Januari tahun 2000, ketika Italia tengah dipeluk oleh musim dingin yang membuat jari jemari terasa begitu kaku. Marcelo Lippi, yang di periode tersebut sedang menangani Internazionale Milano, mengajukan sebuah permintaan kepada pihak klub. Menurut sang pelatih, La Beneamata membutuhkan satu orang bek tengah tambahan guna menjadi pendamping sepadan buat Laurent Blanc.
Inter yang diawal musim ditinggal sang kapten, Giuseppe Bergomi, karena memutuskan pensiun usai mengabdi selama 20 tahun, hanya mempunyai Salvatore Fresi dan Dario Simic sebagai opsi lain buat mengawal jantung pertahanan.
Sayangnya, penampilan tidak konsisten dari kedua pemain itu kala dipasangkan dengan Blanc membuat Lippi meminta satu bek tengah anyar di bursa transfer musim dingin. Inter sendiri tengah tercecer di classifica pada saat itu.
Uniknya, nama yang diboyong oleh pihak manajemen terbilang kurang familiar di telinga Interisti. Dialah bek berkebangsaan Kolombia bernama Ivan Ramiro Cordoba. Pemain setinggi 173 sentimeter ini ditebus dengan mahar senilai 16 juta euro, angka yang terbilang cukup fantastis ketika itu. Inter berhasil mengalahkan klub raksasa Spanyol, Real Madrid, yang dikabarkan juga menaruh hati pada kemampuan Cordoba.
Cordoba tak membutuhkan waktu lama untuk mencicipi debutnya berseragam biru-hitam khas Inter. Di laga perdana seusai jeda paruh musim (6/1), Lippi langsung menurunkan Cordoba sebagai tandem Blanc guna menjamu Perugia di Stadion Giuseppe Meazza. Pada laga tersebut, Hidetoshi Nakata dan kolega sukses dibungkam dengan kedudukan akhir 5-0.
Penampilan impresif yang diperlihatkan Cordoba di laga pertamanya itu membuat Lippi kesengsem. Dirinya pun sukses mematri satu tempat di lini belakang La Beneamata.

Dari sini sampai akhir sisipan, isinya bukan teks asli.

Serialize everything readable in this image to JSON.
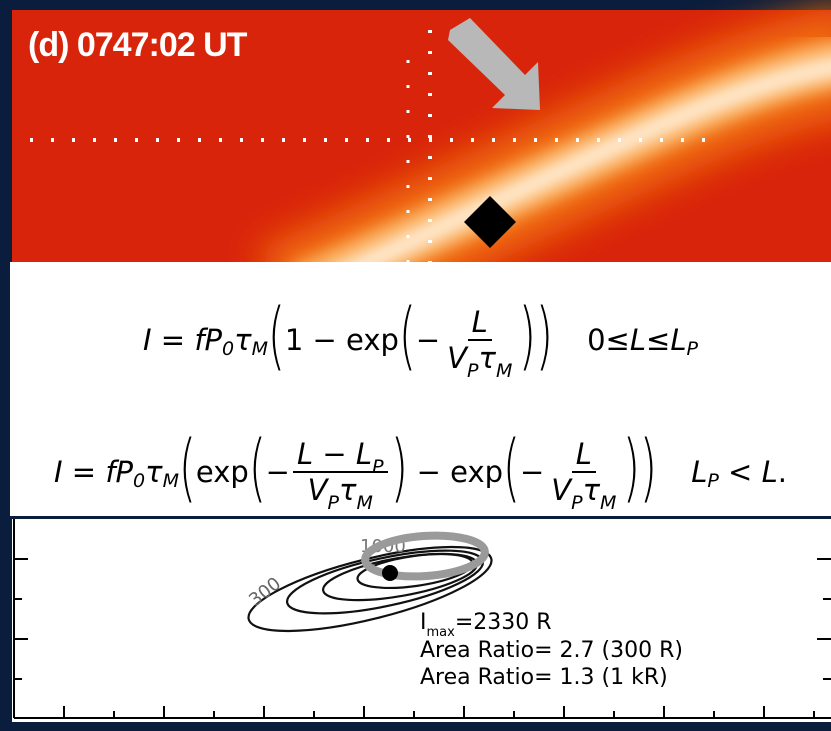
{
  "panel": {
    "label": "(d) 0747:02 UT"
  },
  "equations": [
    {
      "terms": [
        {
          "i": "I"
        },
        {
          "t": " = "
        },
        {
          "i": "fP"
        },
        {
          "sub": "0"
        },
        {
          "i": "τ"
        },
        {
          "sub": "M"
        },
        {
          "big": "("
        },
        {
          "t": "1 − exp"
        },
        {
          "big": "("
        },
        {
          "t": "−"
        },
        {
          "frac": {
            "num": [
              {
                "i": "L"
              }
            ],
            "den": [
              {
                "i": "V"
              },
              {
                "sub": "P"
              },
              {
                "i": "τ"
              },
              {
                "sub": "M"
              }
            ]
          }
        },
        {
          "big": ")"
        },
        {
          "big": ")"
        }
      ],
      "condition": [
        {
          "t": "0≤"
        },
        {
          "i": "L"
        },
        {
          "t": "≤"
        },
        {
          "i": "L"
        },
        {
          "sub": "P"
        }
      ]
    },
    {
      "terms": [
        {
          "i": "I"
        },
        {
          "t": " = "
        },
        {
          "i": "fP"
        },
        {
          "sub": "0"
        },
        {
          "i": "τ"
        },
        {
          "sub": "M"
        },
        {
          "big": "("
        },
        {
          "t": "exp"
        },
        {
          "big": "("
        },
        {
          "t": "−"
        },
        {
          "frac": {
            "num": [
              {
                "i": "L"
              },
              {
                "t": " − "
              },
              {
                "i": "L"
              },
              {
                "sub": "P"
              }
            ],
            "den": [
              {
                "i": "V"
              },
              {
                "sub": "P"
              },
              {
                "i": "τ"
              },
              {
                "sub": "M"
              }
            ]
          }
        },
        {
          "big": ")"
        },
        {
          "t": " − exp"
        },
        {
          "big": "("
        },
        {
          "t": "−"
        },
        {
          "frac": {
            "num": [
              {
                "i": "L"
              }
            ],
            "den": [
              {
                "i": "V"
              },
              {
                "sub": "P"
              },
              {
                "i": "τ"
              },
              {
                "sub": "M"
              }
            ]
          }
        },
        {
          "big": ")"
        },
        {
          "big": ")"
        }
      ],
      "condition": [
        {
          "i": "L"
        },
        {
          "sub": "P"
        },
        {
          "t": " < "
        },
        {
          "i": "L"
        },
        {
          "t": "."
        }
      ]
    }
  ],
  "plot": {
    "contour_labels": [
      "300",
      "1000"
    ],
    "stats": {
      "symbol": "I",
      "sub": "max",
      "text": "=2330 R",
      "lines": [
        "Area Ratio= 2.7 (300 R)",
        "Area Ratio= 1.3 (1 kR)"
      ]
    }
  }
}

Bahkan, ketika terjadi sejumlah pergantian pelatih, mulai dari Lippi, Marco Tardelli, Hector Cuper dan Alberto Zaccheroni, nama lelaki yang hari ini (11/8) genap berumur 41 tahun itu seolah tak tergoyahkan.
Para pelatih yang pernah membesut Inter dan juga suporter Inter jatuh cinta pada gaya main Cordoba yang ulet, tak kenal lelah dan rela berjibaku demi mengamankan lini belakang. Dirinya bahkan tidak merasa keder andai diberi tugas mengawal penyerang lawan yang punya postur lebih tinggi darinya.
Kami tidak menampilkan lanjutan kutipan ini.